The commercial potential for marine technology companies to succeed within the offshore wind power sector is now, clearly, enormous.
The EU’s recently published Blue Economy Report 2021 outlines how European offshore wind projects attracted record investments of €26 billion in 2020, up from €6 billion in 2019, and sets out a strategy to increase EU offshore wind capacity from its current level of 12GW to a massive 300GW by 2050. It will make offshore wind Europe’s primary source of electricity.
A major milestone for one innovative company making strides in the sector – Madrid-based offshore engineering specialist Seaplace – was reached earlier this month when Lloyd’s Register (LR) granted Approval in Principle for the active ballast control system it intends to use on its proposed CROWN floating offshore wind platform concept.
The ballast control system can be used to ballast and de-ballast a CROWN platform to change it from transport draft to operational draft, and vice versa.
It can also be used to partially or fully compensate the mean tilt produced by wind loads on the structure and stabilise the platform should a compartment or component, such as a valve or pump, fail for any reason.
The LR Approval in Principle allows Seaplace to move forward with the construction and testing of a full-size demonstration concept.
CROWN R&D consortium
The CROWN project – known officially as ‘Motion Reduction of a Concrete Reduced-draft spar for the Offshore floating Wind industry’ – is designed to help reduce the capital and operational expenditure for floating wind-farm infrastructure by simplifying the manufacture and installation of platforms.
Launched in 2019, it is a joint R&D initiative set up between Seaplace, the University of Stuttgart, and sowento – a renewables energy start-up specialising in the modelling of proposed wind turbines and floating platforms.

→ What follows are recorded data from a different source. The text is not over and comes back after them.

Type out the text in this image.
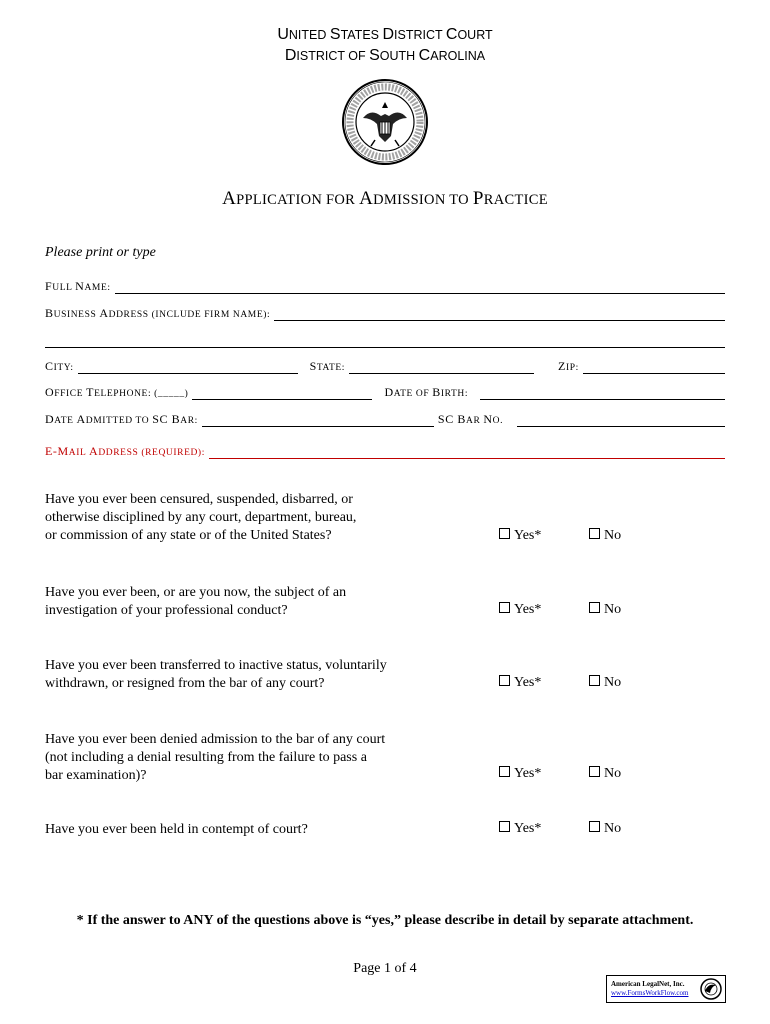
UNITED STATES DISTRICT COURT
DISTRICT OF SOUTH CAROLINA
APPLICATION FOR ADMISSION TO PRACTICE
Please print or type
FULL NAME:
BUSINESS ADDRESS (INCLUDE FIRM NAME):
CITY:	STATE:	ZIP:
OFFICE TELEPHONE: (_____)	DATE OF BIRTH:
DATE ADMITTED TO SC BAR:	SC BAR NO.
E-MAIL ADDRESS (REQUIRED):
Have you ever been censured, suspended, disbarred, or
otherwise disciplined by any court, department, bureau,
or commission of any state or of the United States?	Yes*	No
Have you ever been, or are you now, the subject of an
investigation of your professional conduct?	Yes*	No
Have you ever been transferred to inactive status, voluntarily
withdrawn, or resigned from the bar of any court?	Yes*	No
Have you ever been denied admission to the bar of any court
(not including a denial resulting from the failure to pass a
bar examination)?	Yes*	No
Have you ever been held in contempt of court?	Yes*	No
* If the answer to ANY of the questions above is “yes,” please describe in detail by separate attachment.
Page 1 of 4
American LegalNet, Inc.
www.FormsWorkFlow.com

Innovation ‘essential’ for floating wind
In March, DNV gave Seaplace a Statement of Feasibility for the overall CROWN concept – verifying the system for loads analysis, structural design, stability, and global motion analysis for sea-keeping and station-keeping.
“Such innovation is essential for the future growth of floating wind power,” said Kim Sandgaard-Mørk, renewables certification vice president at DNV. “By achieving the Statement of Feasibility, Seaplace has shown to potential partners that the CROWN floating platform concept is a promising candidate for further development with a realistic chance of a return on investment.”
Seaplace, meanwhile, says it is also now developing CROWN platforms to host solar panels and hydrogen/ammonia systems as well as wind turbines.
Turbine efficiency
“Active ballast systems have been used in vessels for a long time, as well as in floating semi-submersibles in the oil & gas sector,” pointed out Dr Richard Wakefield, IMarEST Fellow and senior project manager at Flotation Energy, citing the use of active ballast systems on a number of wind farms, including the Kincardine wind farm, currently under construction 15km off Aberdeen.
Kincardine will have five, 3,000-ton floating platforms, each supporting a Vestas 9.5MW wind turbine and equipped with an automatic active ballast system to ensure the platform is kept upright at all times to maximise turbine efficiency.
“So, this is the application of a well-developed active ballast system into the new field of floating offshore wind structures.”

Dennis O’Neill is a freelance journalist specialising in maritime.